45
países
africanos e os
menos desenvolvidos importam pelo menos um terço que consomem de Ucrânia ou Rússia
Ao falar sobre as repercussões da guerra deflagrada pela Rússia contra a Ucrânia, o secretário-geral das Nações Unidas, António Guterres, alertou, ontem, para a possibilidade de um "furacão de fome" passar por inúmeros países. A suspensão da produção agrícola nos dois países, em decorrência do conflito, atingirá "duramente os mais pobres e semeará instabilidade política e mal-estar em todo o mundo", advertiu Guterres, em Nova York.
"Essa guerra afeta muito mais do que a Ucrânia", assinalou o chefe da ONU. "Os preços dos cereais já superaram os do começo da Primavera Árabe e os distúrbios por alimentos de 2007-2008", disse, acrescentando que o índice mundial de preços dos alimentos da Organização das Nações Unidas para a Alimentação e a Agricultura (FAO) "está em seu nível jamais registrado".
Protagonistas do conflito que entra hoje no 20º dia, Rússia e Ucrânia são considerados "o celeiro de cereais" do mundo. "Devemos fazer tudo o possível para evitar um furacão de fome e o colapso do sistema alimentar mundial", destacou.
Segundo Guterres, que voltou a pedir o fim dos ataques, no total, 45 países africanos e os menos desenvolvidos importam pelo menos um terço de seu trigo de Ucrânia ou Rússia. Dezoito deles importam ao menos 50%. "Isso inclui países como Burkina Faso, Egito, República Democrática do Congo, Líbano, Líbia, Somália, Sudão e Iêmen", elencou. Esse último, devastado pela guerra, é um dos vulneráveis.
Iêmen
Agências das Nações Unidas estimam que, devido ao conflito no Leste Europeu, o número de vítimas fatais da fome no Iêmen vai se multiplicar por cinco, chegando a 161 mil mortos até o fim do ano. Atualmente, mais de 30 mil pessoas estão em situação de carestia alimentar, segundo comunicado conjunto da Organização das Nações Unidas para a Alimentação e a Agricultura (FAO), do Fundo das Nações Unidas para a Infância (Unicef) e do Programa Mundial de Alimentos (PMA).
O alerta foi distribuído dois dias antes de uma conferência de alto nível que pretende reunir ajuda para o Iêmen. "Esses números aterrorizantes confirmam que estamos prestes a ter uma catástrofe no Iêmen e que quase não temos tempo para evitá-la", disse o diretor do PMA, David Beasley.
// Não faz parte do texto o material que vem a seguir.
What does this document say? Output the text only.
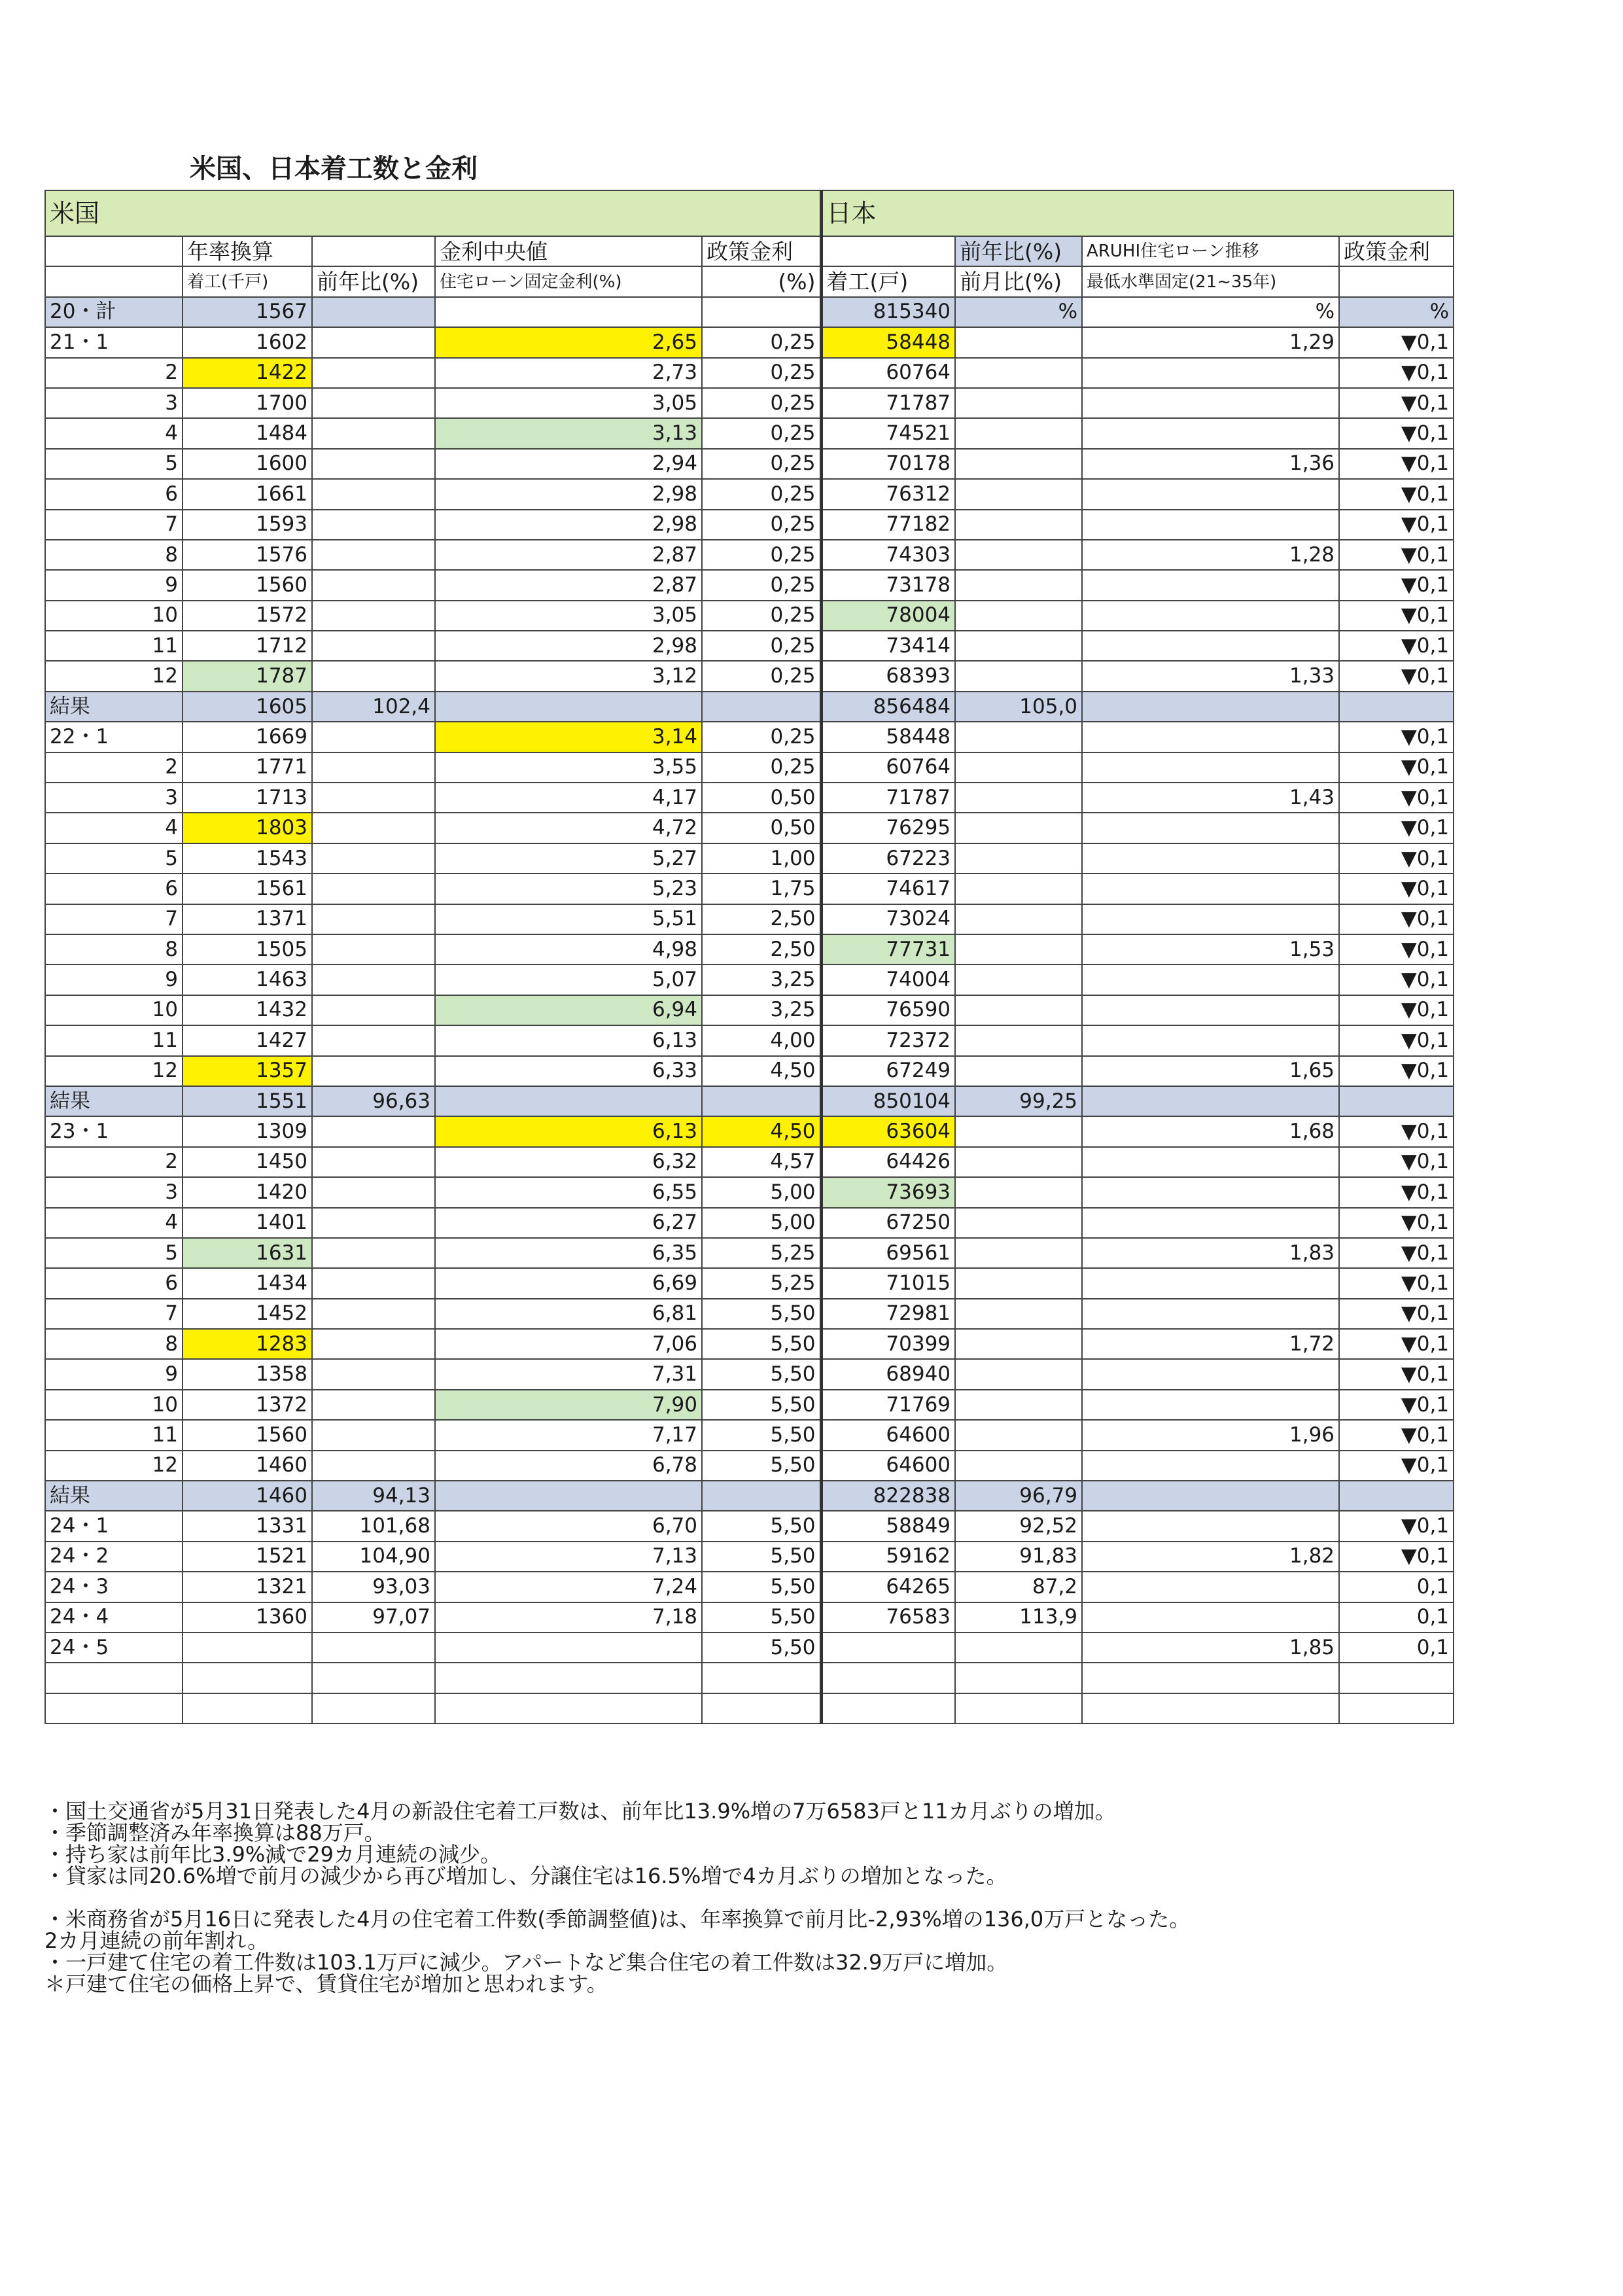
米国、日本着工数と金利
米国					日本			
	年率換算		金利中央値	政策金利		前年比(%)	ARUHI住宅ローン推移	政策金利
	着工(千戸)	前年比(%)	住宅ローン固定金利(%)	(%)	着工(戸)	前月比(%)	最低水準固定(21~35年)	
20・計	1567				815340	%	%	%
21・1	1602		2,65	0,25	58448		1,29	▼0,1
2	1422		2,73	0,25	60764			▼0,1
3	1700		3,05	0,25	71787			▼0,1
4	1484		3,13	0,25	74521			▼0,1
5	1600		2,94	0,25	70178		1,36	▼0,1
6	1661		2,98	0,25	76312			▼0,1
7	1593		2,98	0,25	77182			▼0,1
8	1576		2,87	0,25	74303		1,28	▼0,1
9	1560		2,87	0,25	73178			▼0,1
10	1572		3,05	0,25	78004			▼0,1
11	1712		2,98	0,25	73414			▼0,1
12	1787		3,12	0,25	68393		1,33	▼0,1
結果	1605	102,4			856484	105,0		
22・1	1669		3,14	0,25	58448			▼0,1
2	1771		3,55	0,25	60764			▼0,1
3	1713		4,17	0,50	71787		1,43	▼0,1
4	1803		4,72	0,50	76295			▼0,1
5	1543		5,27	1,00	67223			▼0,1
6	1561		5,23	1,75	74617			▼0,1
7	1371		5,51	2,50	73024			▼0,1
8	1505		4,98	2,50	77731		1,53	▼0,1
9	1463		5,07	3,25	74004			▼0,1
10	1432		6,94	3,25	76590			▼0,1
11	1427		6,13	4,00	72372			▼0,1
12	1357		6,33	4,50	67249		1,65	▼0,1
結果	1551	96,63			850104	99,25		
23・1	1309		6,13	4,50	63604		1,68	▼0,1
2	1450		6,32	4,57	64426			▼0,1
3	1420		6,55	5,00	73693			▼0,1
4	1401		6,27	5,00	67250			▼0,1
5	1631		6,35	5,25	69561		1,83	▼0,1
6	1434		6,69	5,25	71015			▼0,1
7	1452		6,81	5,50	72981			▼0,1
8	1283		7,06	5,50	70399		1,72	▼0,1
9	1358		7,31	5,50	68940			▼0,1
10	1372		7,90	5,50	71769			▼0,1
11	1560		7,17	5,50	64600		1,96	▼0,1
12	1460		6,78	5,50	64600			▼0,1
結果	1460	94,13			822838	96,79		
24・1	1331	101,68	6,70	5,50	58849	92,52		▼0,1
24・2	1521	104,90	7,13	5,50	59162	91,83	1,82	▼0,1
24・3	1321	93,03	7,24	5,50	64265	87,2		0,1
24・4	1360	97,07	7,18	5,50	76583	113,9		0,1
24・5				5,50			1,85	0,1

・国土交通省が5月31日発表した4月の新設住宅着工戸数は、前年比13.9%増の7万6583戸と11カ月ぶりの増加。
・季節調整済み年率換算は88万戸。
・持ち家は前年比3.9%減で29カ月連続の減少。
・貸家は同20.6%増で前月の減少から再び増加し、分譲住宅は16.5%増で4カ月ぶりの増加となった。
・米商務省が5月16日に発表した4月の住宅着工件数(季節調整値)は、年率換算で前月比-2,93%増の136,0万戸となった。
2カ月連続の前年割れ。
・一戸建て住宅の着工件数は103.1万戸に減少。アパートなど集合住宅の着工件数は32.9万戸に増加。
＊戸建て住宅の価格上昇で、賃貸住宅が増加と思われます。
Ele previu que, sem doações, haverá "inanição e fome massivas".
O Iêmen depende quase completamente das importações de alimentos, com quase um terço do fornecimento de trigo procedente da Ucrânia, de acordo com o PMA. "Há uma profunda convicção de que temos de agir agora", frisou o coordenador humanitário da ONU para o Iêmen, David Gressly.
As avaliações divulgadas pela ONU usam a Classificação Integrada de Fases da Segurança Alimentar (CIF), que qualifica os níveis de fome de um a cinco. Nesse sistema, o quinto nível está classificado como "catastrófico" e, quando se chega a 20% da população, é considerado como situação de escassez.
Os resultados da classificação mostram que 17,4 milhões dos 29 milhões de habitantes no Iêmen enfrentam altos níveis de insegurança alimentar aguda — a expectativa é a de que aumente para 19 milhões este ano.
O documento também detalha que 2,2 milhões de crianças estão gravemente subnutridas no país africano. Entre elas, mais de meio milhão enfrentam a desnutrição aguda grave, "uma condição que põe suas vidas em perigo".